Israel: Health experts trash airport decision to bring smoking areas back

The Health Ministry and health organizations are harshly criticizing the Israel Airports Authority for reinstating smoking areas at Ben Gurion Airport. One designated smoking area is already available, and more are expected to open soon, some three years after the airport eliminated all smoking areas in its terminals.

The decision to bring back the smoking areas was reached after airport staff complained that travelers were ignoring the terminal’s smoking ban and lighting up in bathroom stalls, Channel 12 news reports.

Dr.
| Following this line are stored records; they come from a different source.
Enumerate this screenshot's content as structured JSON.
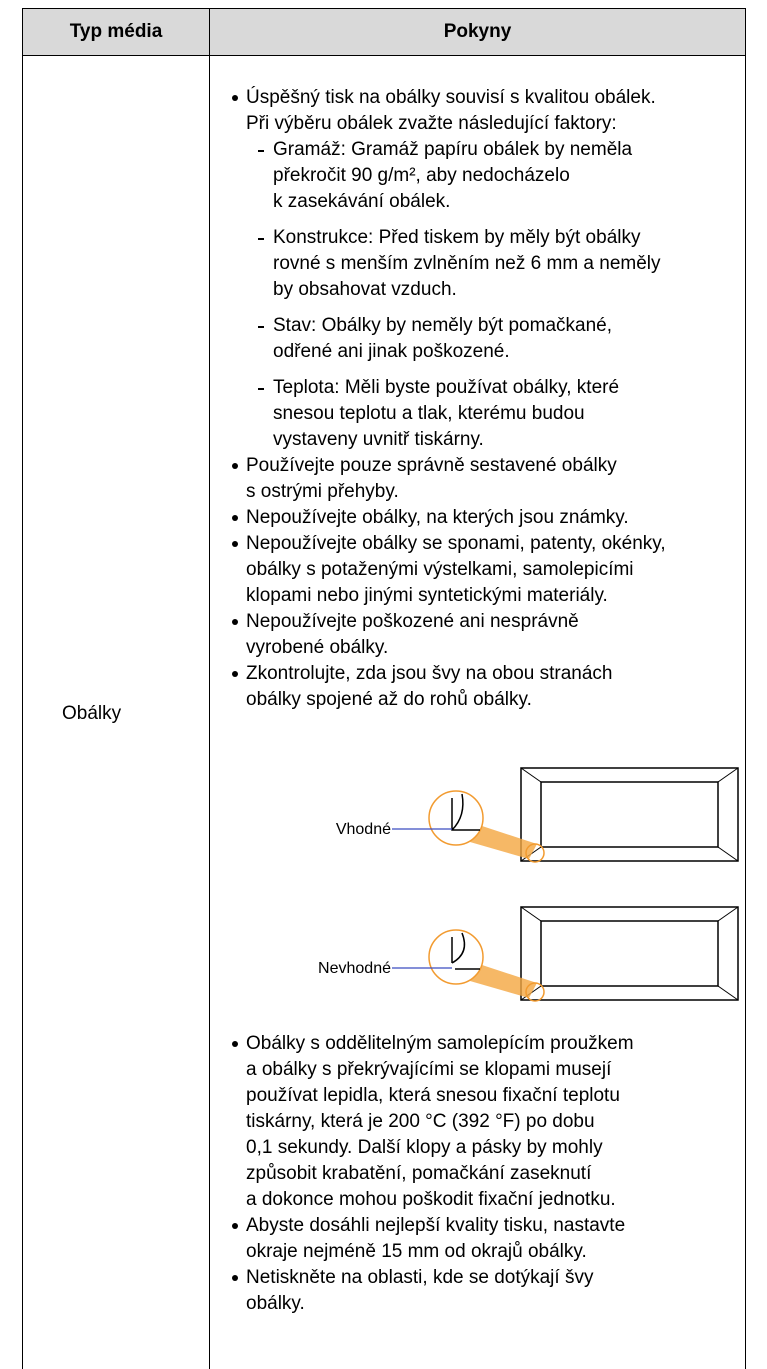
{
  "table": {
    "header": [
      "Typ média",
      "Pokyny"
    ],
    "row_label": "Obálky",
    "pokyny": {
      "bullets_top": [
        {
          "lines": [
            "Úspěšný tisk na obálky souvisí s kvalitou obálek.",
            "Při výběru obálek zvažte následující faktory:"
          ],
          "subitems": [
            {
              "lines": [
                "Gramáž: Gramáž papíru obálek by neměla",
                "překročit 90 g/m², aby nedocházelo",
                "k zasekávání obálek."
              ]
            },
            {
              "lines": [
                "Konstrukce: Před tiskem by měly být obálky",
                "rovné s menším zvlněním než 6 mm a neměly",
                "by obsahovat vzduch."
              ]
            },
            {
              "lines": [
                "Stav: Obálky by neměly být pomačkané,",
                "odřené ani jinak poškozené."
              ]
            },
            {
              "lines": [
                "Teplota: Měli byste používat obálky, které",
                "snesou teplotu a tlak, kterému budou",
                "vystaveny uvnitř tiskárny."
              ]
            }
          ]
        },
        {
          "lines": [
            "Používejte pouze správně sestavené obálky",
            "s ostrými přehyby."
          ]
        },
        {
          "lines": [
            "Nepoužívejte obálky, na kterých jsou známky."
          ]
        },
        {
          "lines": [
            "Nepoužívejte obálky se sponami, patenty, okénky,",
            "obálky s potaženými výstelkami, samolepicími",
            "klopami nebo jinými syntetickými materiály."
          ]
        },
        {
          "lines": [
            "Nepoužívejte poškozené ani nesprávně",
            "vyrobené obálky."
          ]
        },
        {
          "lines": [
            "Zkontrolujte, zda jsou švy na obou stranách",
            "obálky spojené až do rohů obálky."
          ]
        }
      ],
      "figure": {
        "good": "Vhodné",
        "bad": "Nevhodné"
      },
      "bullets_bottom": [
        {
          "lines": [
            "Obálky s oddělitelným samolepícím proužkem",
            "a obálky s překrývajícími se klopami musejí",
            "používat lepidla, která snesou fixační teplotu",
            "tiskárny, která je 200 °C (392 °F) po dobu",
            "0,1 sekundy. Další klopy a pásky by mohly",
            "způsobit krabatění, pomačkání zaseknutí",
            "a dokonce mohou poškodit fixační jednotku."
          ]
        },
        {
          "lines": [
            "Abyste dosáhli nejlepší kvality tisku, nastavte",
            "okraje nejméně 15 mm od okrajů obálky."
          ]
        },
        {
          "lines": [
            "Netiskněte na oblasti, kde se dotýkají švy",
            "obálky."
          ]
        }
      ]
    }
  }
}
Sharon Elroy-Preis, head of public health at the Health Ministry, says the move goes against the national goal of reducing Israel’s smoking rate, which recently increased to 20 percent after decades of decline. Around 8,000 Israelis die from smoking-related diseases every year, including 800 from secondhand smoke.

This “destructive decision will take Israel back to the 1950s, when smoking was permitted at the back of buses and there were smoking areas in planes,” the Israel Cancer Association says. “We are smarter today and aim to raise a generation of children clean of active and passive smoking. Have we not learned anything in the last decades? While other nations are moving forward and passing legislation prohibiting smoking and airports around the world are closing smoking areas and rooms, Israel is taking a step backward.”

The Israeli Medical Association and the Association of Public Health Physicians both point to the influence of tobacco and nicotine companies and raise the possibility that commercial considerations played into the decision to allow smoking at the airport again.

Of major concern is the effect of smoking in and around the terminals on bystanders. Secondhand cigarette smoke can lead to immediate discomfort such as nausea, eye irritation, and labored breathing for those with asthma. Longer-term exposure can lead to heart disease, strokes, and malignancies, among other illnesses.

Smoking cabins or smoking booths, meant to give smokers a place to light up indoors without bothering others, are not hermetically sealed, and smoke can seep out of them.

In addition, the assumption that stepping outside the terminal for a cigarette is safe has been nullified by studies, including one by Tel Aviv University researchers published earlier this year showing that 85% of tobacco smoke is invisible and wafts back into buildings even when a smoker stands outside. In the open air, a nonsmoker must be a full 10 meters away from a person smoking a cigarette to remain safe, the study found.